Amid HIV Outbreaks, Covid-19 Fractures Existing Public Health Efforts
“Every health disparity map in the United States is the same,” Alex Vance, Senior Director of Advocacy and Public Policy at the International Association of Providers in AIDS Care, has repeatedly stated when discussing the COVID-19 pandemic and the very real risks of “back sliding” in our moderate advancements in the United States’ effort to End the HIV Epidemic. There’s no better way to demonstrate this than by showing you.
As another “wave” of Covid-19 ravages the country, increasing cases, hospitalization rates, and eventually deaths, existing public health needs around HIV, viral hepatitis, and sexually transmitted infections continue to be strained, pushed to the back burner and most often in geographic areas where we need to be able to juggle more, not less; particularly across the South. Unlike Covid-19 outbreaks, which receive fairly immediate attention in terms of reporting and response, HIV outbreaks can and do often take a year or more to notice and begin action to address. While there’s concern about juggling the demands of addressing concurrent pandemics, some (certainly not all) of this reporting and response is beginning to speed up with regard to HIV.
West Virginia’s Kanawha County HIV outbreak is considered a 2020 outbreak, though just recently received a report from the Center’s for Disease Control & Prevention (CDC) on next steps and recommendations to address. Despite these recommendations including supporting syringe exchange programs and community-based services, local officials continue a politically oriented response by seeking to limit the support of syringe exchange programs, threatening their ability to operate and aid in addressing the needs of the local community. Another outbreak in Michigan’s Upper Peninsula was identified in July of this year, with rural Kalkaska County reporting a higher rate of new HIV diagnoses than even Detroit. Kalkaska County is so similarly situated to Scott County, Indiana, it’s striking. Louisville, Kentucky has reported almost as many new HIV diagnoses in the first half of 2021 as the area does annually. And Duluth, outside of Saint Louis, Minnesota, joined neighboring Hennepin and Ramsey Counties with declared outbreaks tied to 2019 and 2018, respectively.

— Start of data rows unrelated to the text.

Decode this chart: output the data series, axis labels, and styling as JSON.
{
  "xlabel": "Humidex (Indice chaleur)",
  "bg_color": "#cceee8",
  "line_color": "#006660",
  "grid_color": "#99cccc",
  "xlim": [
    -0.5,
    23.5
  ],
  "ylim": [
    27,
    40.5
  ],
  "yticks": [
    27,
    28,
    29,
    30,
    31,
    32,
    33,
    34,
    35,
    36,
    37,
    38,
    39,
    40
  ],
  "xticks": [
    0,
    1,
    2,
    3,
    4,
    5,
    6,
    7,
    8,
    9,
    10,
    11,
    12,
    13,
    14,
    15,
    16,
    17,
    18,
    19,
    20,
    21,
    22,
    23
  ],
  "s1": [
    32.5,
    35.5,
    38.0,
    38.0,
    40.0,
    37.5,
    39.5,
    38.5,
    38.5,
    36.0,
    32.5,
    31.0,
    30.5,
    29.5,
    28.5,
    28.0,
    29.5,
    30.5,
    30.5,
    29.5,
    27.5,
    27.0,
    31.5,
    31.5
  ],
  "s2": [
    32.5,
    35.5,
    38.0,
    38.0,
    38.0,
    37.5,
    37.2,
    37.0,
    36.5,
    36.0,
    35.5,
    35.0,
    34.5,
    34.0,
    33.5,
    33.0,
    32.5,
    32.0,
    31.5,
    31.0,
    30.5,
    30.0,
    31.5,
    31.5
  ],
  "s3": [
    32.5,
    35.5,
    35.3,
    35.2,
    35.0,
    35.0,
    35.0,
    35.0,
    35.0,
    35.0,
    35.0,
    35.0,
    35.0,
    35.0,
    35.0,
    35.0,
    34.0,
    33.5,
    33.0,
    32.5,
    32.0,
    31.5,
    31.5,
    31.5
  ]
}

What’s important to note about 2020’s marked reduction in HIV screenings is not just the delay in newly diagnosing people living with HIV, but the lack of ability to link people to care upon diagnosis, beginning antiretroviral therapy and taking steps to reduce the person’s viral load. With at-home testing being the substitute offering, linkage to care and counseling for people self-testing may be hampered according to some concerned advocates. Achieving viral suppression also reduces the possibility of transmitting HIV by way of sexual contact to zero (“Undetectable = Untransmittable”) – creating a process where people living with HIV are not just a patient group needing identification, but play a critical role in preventing new transmissions.
In reviewing the possibilities of delayed care and delayed screening, public health officials and advocates should remember a new diagnosis is not necessarily indicative of a new transmission. A potential problem in and of itself, in assessing Covid-19 disruptions in screening and care, is the possibility of a “bottle neck” of new testing revealing new HIV diagnoses which otherwise might have been identified in the previous year if not for stay-at-home orders, education and public awareness campaigns, and community health care providers having had to take a step or shift gears entirely from HIV to Covid-19. It will take years for us to truly understand the breadth and reach of Covid-19 on the world’s only concurrent pandemic, even in the “most advanced country in the world”.
What can already be well-appreciated and should be well-understood is we cannot afford to keep asking community-based health care providers and community partners in combatting the domestic HIV epidemic to keep sacrificing HIV screening and linkage to care in order to address Covid-19. What must be prioritized is funding, programming, training, and most importantly hiring of new talent in addition to existing programs in order to address both sets of needs.
As I summarized in a previous blog, capacity has been breached, we cannot afford to keep asking public health to do more with less and expect to succeed in addressing Covid-19, HIV, viral hepatitis, STIs, or the opioid epidemic.